An expense ratio is a fee that mutual funds charge for managing your investments. This fee represents a percentage of the scheme's Assets Under Management (AUM).
How expense ratio works
The Asset Management Company (AMC) charges the expense ratio before announcing the daily Net Asset Value (NAV). The company deducts this fee from the NAV before declaring the daily price. The expense ratio for each scheme is published monthly as part of the factsheet on the respective AMC's website. You can also find the expense ratio of any mutual fund scheme on Coin.
Why your fund's expense ratio may look higher than usual
SEBI now requires AMCs to report the full Total Expense Ratio (TER), including charges that were previously hidden or shown separately, such as GST on management fees, brokerage, audit fees, and custodian charges. These costs were always being deducted from your NAV. They are just more visible now.

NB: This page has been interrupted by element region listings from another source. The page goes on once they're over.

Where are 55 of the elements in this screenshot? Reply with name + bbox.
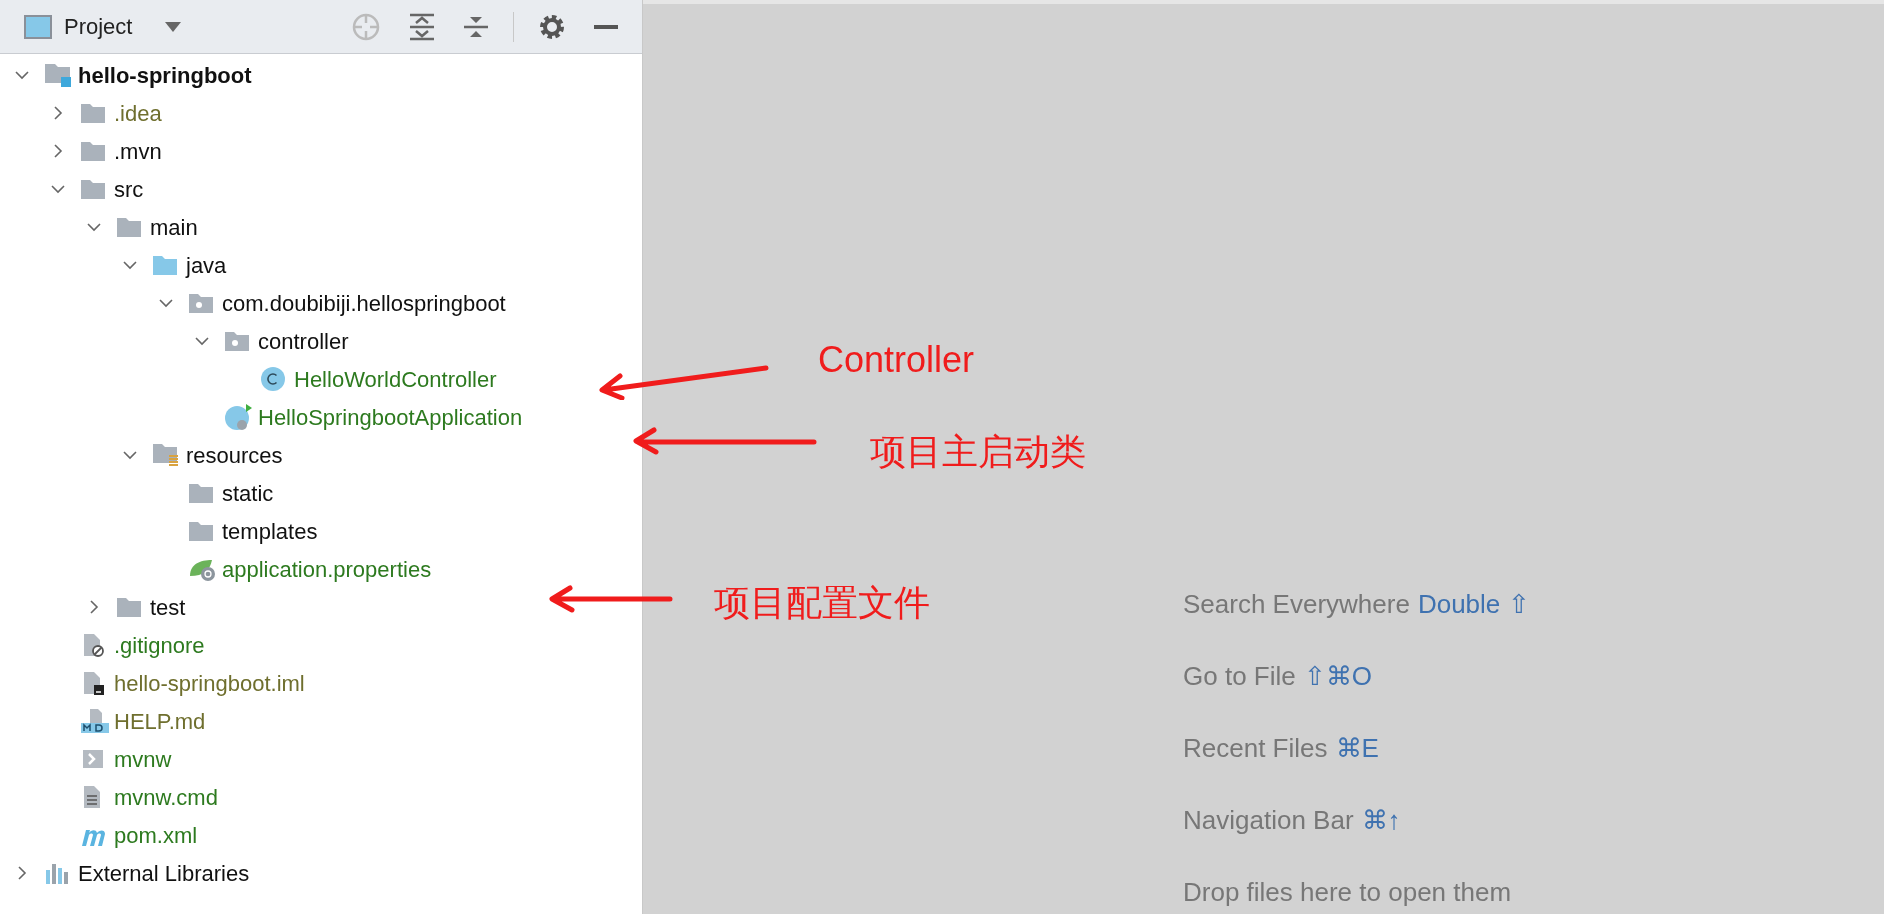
hint-text: Recent Files	[1183, 732, 1328, 764]
markdown-file-icon	[80, 708, 110, 734]
folder-icon	[188, 482, 214, 504]
minimize-icon[interactable]	[594, 23, 618, 30]
dropdown-caret-icon[interactable]	[164, 20, 183, 33]
hint-text: Navigation Bar	[1183, 804, 1354, 836]
tree-item[interactable]: hello-springboot	[78, 58, 252, 92]
window-icon	[24, 14, 52, 39]
settings-icon[interactable]	[538, 12, 566, 41]
annotation-label: Controller	[818, 338, 975, 382]
tree-item[interactable]: mvnw.cmd	[114, 780, 218, 814]
folder-icon	[152, 254, 178, 276]
tree-item[interactable]: resources	[186, 438, 283, 472]
shortcut-text: ⇧⌘O	[1303, 660, 1372, 692]
hint-text: Drop files here to open them	[1183, 876, 1512, 908]
tree-item[interactable]: application.properties	[222, 552, 432, 586]
annotation-label: 项目配置文件	[714, 581, 930, 625]
tree-item[interactable]: External Libraries	[78, 856, 250, 890]
shortcut-text: Double ⇧	[1417, 588, 1530, 620]
tree-item[interactable]: hello-springboot.iml	[114, 666, 305, 700]
tree-item[interactable]: .mvn	[114, 134, 162, 168]
folder-icon	[116, 216, 142, 238]
tree-item[interactable]: .idea	[114, 96, 162, 130]
tree-item[interactable]: main	[150, 210, 198, 244]
tree-item[interactable]: com.doubibiji.hellospringboot	[222, 286, 506, 320]
resources-folder-icon	[152, 442, 180, 468]
shortcut-text: ⌘E	[1335, 732, 1379, 764]
tree-item[interactable]: java	[186, 248, 227, 282]
folder-icon	[80, 178, 106, 200]
folder-icon	[80, 102, 106, 124]
tree-item[interactable]: pom.xml	[114, 818, 198, 852]
tree-item[interactable]: src	[114, 172, 144, 206]
package-icon	[188, 292, 214, 314]
annotation-label: 项目主启动类	[870, 430, 1086, 474]
package-icon	[224, 330, 250, 352]
run-class-icon	[224, 403, 252, 431]
tree-item[interactable]: controller	[258, 324, 349, 358]
hint-text: Search Everywhere	[1183, 588, 1410, 620]
tree-item[interactable]: .gitignore	[114, 628, 205, 662]
tree-item[interactable]: static	[222, 476, 274, 510]
hint-text: Go to File	[1183, 660, 1296, 692]
panel-title[interactable]: Project	[64, 10, 133, 43]
tree-item[interactable]: HelloSpringbootApplication	[258, 400, 523, 434]
module-icon	[44, 62, 72, 88]
tree-item[interactable]: templates	[222, 514, 318, 548]
tree-item[interactable]: test	[150, 590, 186, 624]
tree-item[interactable]: mvnw	[114, 742, 172, 776]
folder-icon	[116, 596, 142, 618]
tree-item[interactable]: HELP.md	[114, 704, 206, 738]
class-icon	[260, 366, 286, 392]
shortcut-text: ⌘↑	[1361, 804, 1401, 836]
expand-all-icon[interactable]	[409, 12, 435, 41]
folder-icon	[188, 520, 214, 542]
folder-icon	[80, 140, 106, 162]
tree-item[interactable]: HelloWorldController	[294, 362, 497, 396]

What causes the number to spike is how these costs get recorded. Charges like brokerage, audit fees, and custodian fees do not come in evenly every day. They tend to pile up around month-end, when settlements and accounting close out. So the daily Total Expense Ratio (TER) you see can look elevated at month-end when these costs get booked together, and then settles back down over the rest of the month. Over a full year, it averages out to the stated annual TER.
This is a reporting change, not a cost increase.
Did you know? Direct and regular plans under the same scheme have different expense ratios. Direct plans charge lower expense ratios compared to regular plans.